The Prey, 1983.
Directed by Edwin Scott Brown.
Starring Debbie Thureson, Steve Bond, Lori Lethin, Jackie Coogan, Carel Struycken, and Gayle Gannes.
Six campers head off into the woods where they are stalked by a deformed killer.
It doesn’t take a seasoned horror movie veteran to tell you that the old ‘teenagers stalked in the woods/camp/abandoned building’ storyline has been done to death(!) and already quite definitively so a filmmaker approaching that genre will need to find a fresh angle to tell that story; after all, it isn’t the material but what you do with it, right?
And then a film like The Prey comes along and hammers the point like Jason Voorhees in a tool shed, which is quite a feat considering this movie draws heavily from Friday the 13th, The Burning and Just Before Dawn, and although it was originally released before A Nightmare on Elm Street reinvigorated the slasher genre it did come out in the same year as Sleepaway Camp, a movie that is, on a production level, a lot sloppier but at least it brought something different to the campfire.

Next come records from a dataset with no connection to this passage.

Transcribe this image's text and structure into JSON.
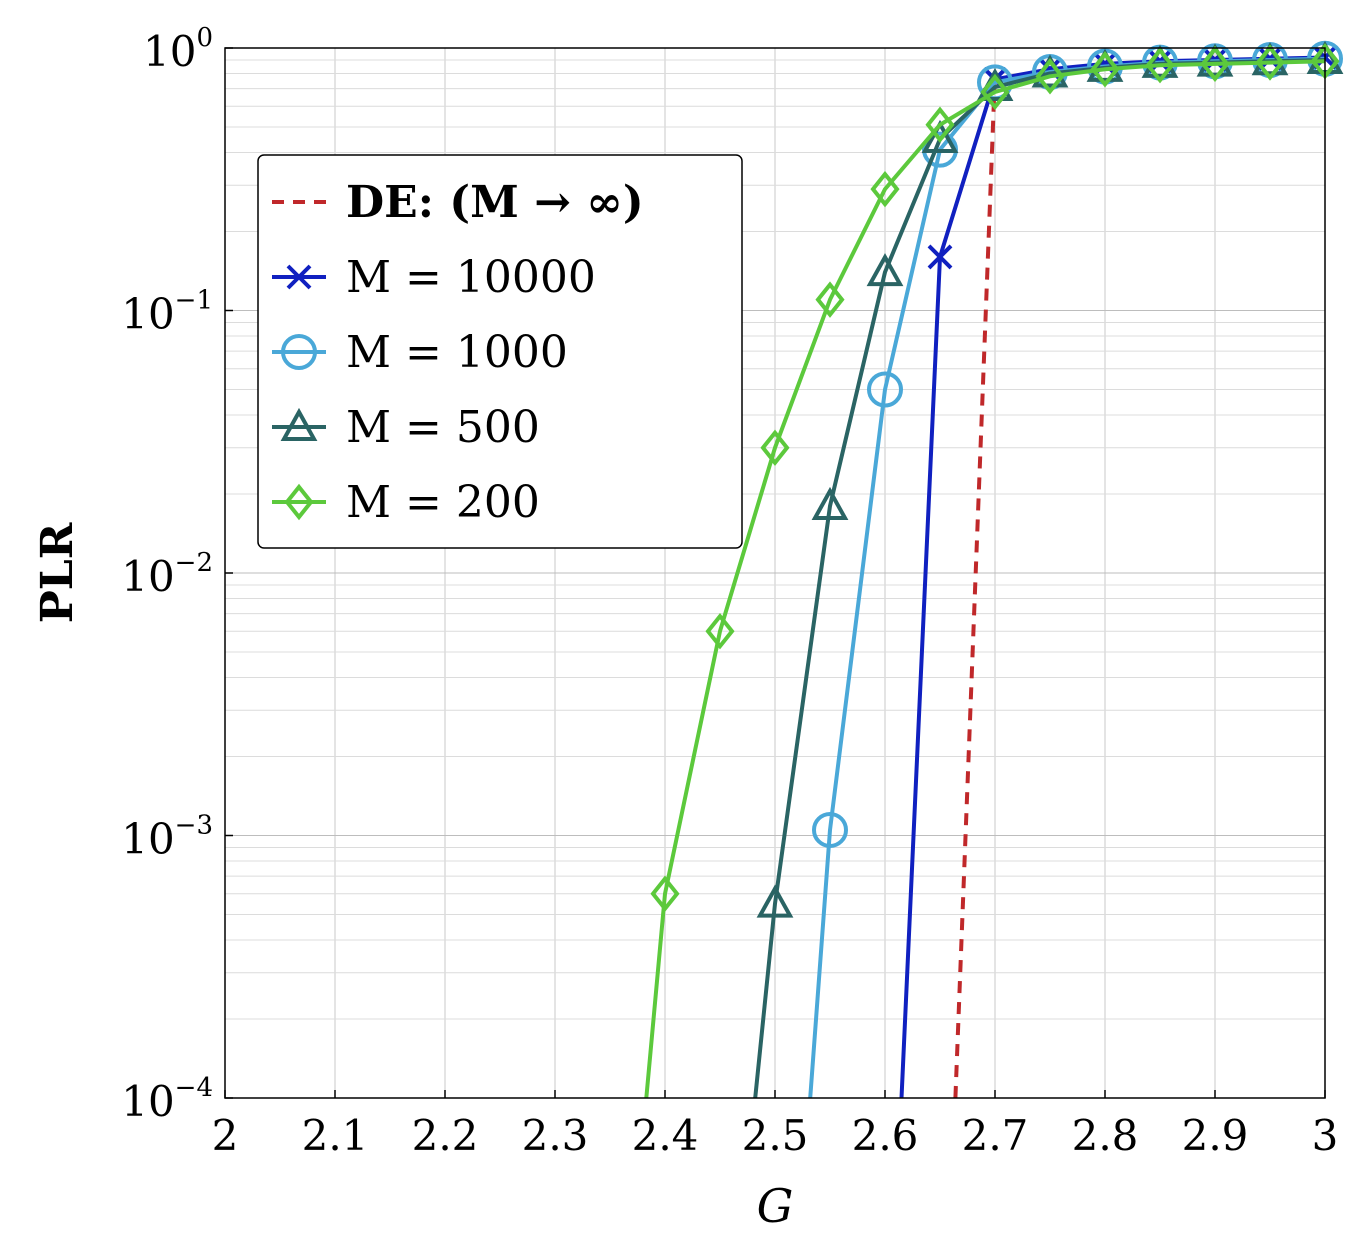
{
  "chart_data": {
    "type": "line",
    "xlabel": "G",
    "ylabel": "PLR",
    "xlim": [
      2,
      3
    ],
    "ylim": [
      0.0001,
      1
    ],
    "yscale": "log",
    "grid": true,
    "legend_position": "top-left",
    "x_ticks": [
      "2",
      "2.1",
      "2.2",
      "2.3",
      "2.4",
      "2.5",
      "2.6",
      "2.7",
      "2.8",
      "2.9",
      "3"
    ],
    "y_ticks": [
      {
        "base": "10",
        "exp": "0"
      },
      {
        "base": "10",
        "exp": "−1"
      },
      {
        "base": "10",
        "exp": "−2"
      },
      {
        "base": "10",
        "exp": "−3"
      },
      {
        "base": "10",
        "exp": "−4"
      }
    ],
    "series": [
      {
        "name": "DE: (M → ∞)",
        "color": "#c0282a",
        "style": "dashed",
        "marker": "none",
        "x": [
          2.664,
          2.7
        ],
        "y": [
          0.0001,
          0.8
        ]
      },
      {
        "name": "M = 10000",
        "color": "#1020c0",
        "style": "solid",
        "marker": "x",
        "x": [
          2.615,
          2.65,
          2.7,
          2.75,
          2.8,
          2.85,
          2.9,
          2.95,
          3.0
        ],
        "y": [
          0.0001,
          0.16,
          0.76,
          0.83,
          0.87,
          0.89,
          0.9,
          0.91,
          0.92
        ],
        "marked": [
          false,
          true,
          true,
          true,
          true,
          true,
          true,
          true,
          true
        ]
      },
      {
        "name": "M = 1000",
        "color": "#4aa8d8",
        "style": "solid",
        "marker": "circle",
        "x": [
          2.532,
          2.55,
          2.6,
          2.65,
          2.7,
          2.75,
          2.8,
          2.85,
          2.9,
          2.95,
          3.0
        ],
        "y": [
          0.0001,
          0.00105,
          0.05,
          0.41,
          0.74,
          0.81,
          0.85,
          0.88,
          0.89,
          0.9,
          0.91
        ],
        "marked": [
          false,
          true,
          true,
          true,
          true,
          true,
          true,
          true,
          true,
          true,
          true
        ]
      },
      {
        "name": "M = 500",
        "color": "#2a6464",
        "style": "solid",
        "marker": "triangle",
        "x": [
          2.482,
          2.5,
          2.55,
          2.6,
          2.65,
          2.7,
          2.75,
          2.8,
          2.85,
          2.9,
          2.95,
          3.0
        ],
        "y": [
          0.0001,
          0.00055,
          0.018,
          0.14,
          0.45,
          0.71,
          0.8,
          0.84,
          0.87,
          0.88,
          0.89,
          0.9
        ],
        "marked": [
          false,
          true,
          true,
          true,
          true,
          true,
          true,
          true,
          true,
          true,
          true,
          true
        ]
      },
      {
        "name": "M = 200",
        "color": "#5cc93c",
        "style": "solid",
        "marker": "diamond",
        "x": [
          2.383,
          2.4,
          2.45,
          2.5,
          2.55,
          2.6,
          2.65,
          2.7,
          2.75,
          2.8,
          2.85,
          2.9,
          2.95,
          3.0
        ],
        "y": [
          0.0001,
          0.0006,
          0.006,
          0.03,
          0.11,
          0.29,
          0.51,
          0.68,
          0.78,
          0.83,
          0.86,
          0.87,
          0.88,
          0.89
        ],
        "marked": [
          false,
          true,
          true,
          true,
          true,
          true,
          true,
          true,
          true,
          true,
          true,
          true,
          true,
          true
        ]
      }
    ]
  }
}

The synopsis at the top of this page pretty much nails exactly what this film is about and for a movie that is over 100 minutes long in its longest form there are a hell of a lot of needlessly long and drawn out scenes with not a lot happening, accentuated by actors that are so nondescript and bland that it is hard to tell if they are delivering their lines at half speed to stretch things out or whether they really are that bad. The main gist is that three couples go camping in the Rocky Mountains and are stalked by a killer who we learn is the child of a family of gypsies who were murdered after one of their number slept with a local woman and her husband took revenge by burning their camp down, killing everyone except the youngster who got badly burned.

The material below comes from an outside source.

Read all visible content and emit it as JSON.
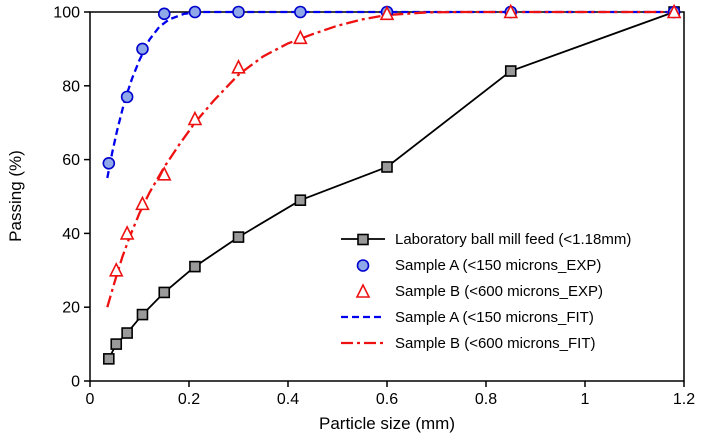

Much like Jason in Friday the 13th, how he grew up and became self-sufficient living in the woods remains a mystery but director/co-writer Edwin Scott Brown isn’t concerned with such details as once we know the backstory of how the killer came to be – which takes up the bulk of the first hour of the film in a Waltons-like flashback – the film just sort of plods along as the six young potential victims do what campers do and observe the local wildlife, helpfully inserted into the film using quite a bit of stock footage.

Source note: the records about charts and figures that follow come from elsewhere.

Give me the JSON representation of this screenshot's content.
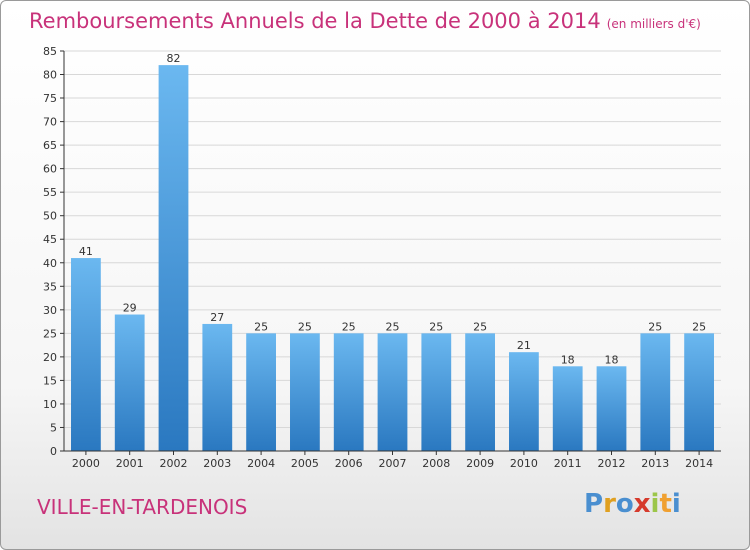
{
  "title": {
    "main": "Remboursements Annuels de la Dette de 2000 à 2014",
    "unit": "(en milliers d'€)"
  },
  "city": "VILLE-EN-TARDENOIS",
  "logo": {
    "letters": [
      "P",
      "r",
      "o",
      "x",
      "i",
      "t",
      "i"
    ],
    "colors": [
      "#4a8fd0",
      "#e0a020",
      "#4a8fd0",
      "#d63a2c",
      "#9cc64a",
      "#f0a030",
      "#4a8fd0"
    ]
  },
  "chart_data": {
    "type": "bar",
    "categories": [
      "2000",
      "2001",
      "2002",
      "2003",
      "2004",
      "2005",
      "2006",
      "2007",
      "2008",
      "2009",
      "2010",
      "2011",
      "2012",
      "2013",
      "2014"
    ],
    "values": [
      41,
      29,
      82,
      27,
      25,
      25,
      25,
      25,
      25,
      25,
      21,
      18,
      18,
      25,
      25
    ],
    "data_labels": [
      "41",
      "29",
      "82",
      "27",
      "25",
      "25",
      "25",
      "25",
      "25",
      "25",
      "21",
      "18",
      "18",
      "25",
      "25"
    ],
    "ylim": [
      0,
      85
    ],
    "yticks": [
      "0",
      "5",
      "10",
      "15",
      "20",
      "25",
      "30",
      "35",
      "40",
      "45",
      "50",
      "55",
      "60",
      "65",
      "70",
      "75",
      "80",
      "85"
    ],
    "grid": true,
    "colors": {
      "bar": "#4a9ee0",
      "bar_light": "#6bb8f0",
      "bar_dark": "#2a78c0",
      "grid": "#d8d8d8",
      "axis": "#333333",
      "text": "#333333"
    }
  }
}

But then something strange happens and for its final 10 minutes The Prey suddenly becomes the movie it was supposed to be all along. The killer fully emerges and takes the first of his victims before dispatching the others in fairly quick succession and in brutal fashion, showing off some gnarly gore effects thanks to the late John Cark Buechler (Friday the 13th Part VII: The New Blood), before delivering a final blow in an ending that says more about the character of the killer than any amount of flashbacks or exposition ever could, and ends the movie on a bit of a shocker that doesn’t quite make up for the previous hour of tedium but lets you know that there is a half-decent idea in there somewhere, if only enough for a short but what an effective short it would be.
Much like the other second-tier slashers that Arrow have put out over the past few years (Madman, Blood Rage, Doom Asylum, Satan’s Blade, etc.) the main feature is less of a draw than the package itself, and for collectors of such cinematic trash (in the best sense of the word) they have delivered the goods again. The Prey comes in three versions – US Theatrical Cut, International Cut and a Composite Cut that mashes it all together (which is what was watched for this review) – and although the theatrical cuts are a lot shorter the feeling of filling up the spaces between people speaking with very little is still very palpable and no amount of sex and nudity – of which there is a lot but don’t get too excited as that is also dragged out to ridiculous proportions – can make up for the time lost. The bonus features are made up of audio commentaries and interviews with key cast and crew members that may or may not interest you, depending on how you feel about the film as a whole of course, but at least a voice talking over the movie lifts a bit of the boredom.
So there you have it – The Prey is a slasher movie filmed in the late 1970s and released in 1983 (and it shows) that adds nothing new to the formula, is fairly unremarkable throughout but has a finale that feels like it came from another (better) movie entirely. As with the previously mentioned slasher titles, The Prey will likely make it onto many collectors shelves but the cellophane is likely to stay on it for quite some time.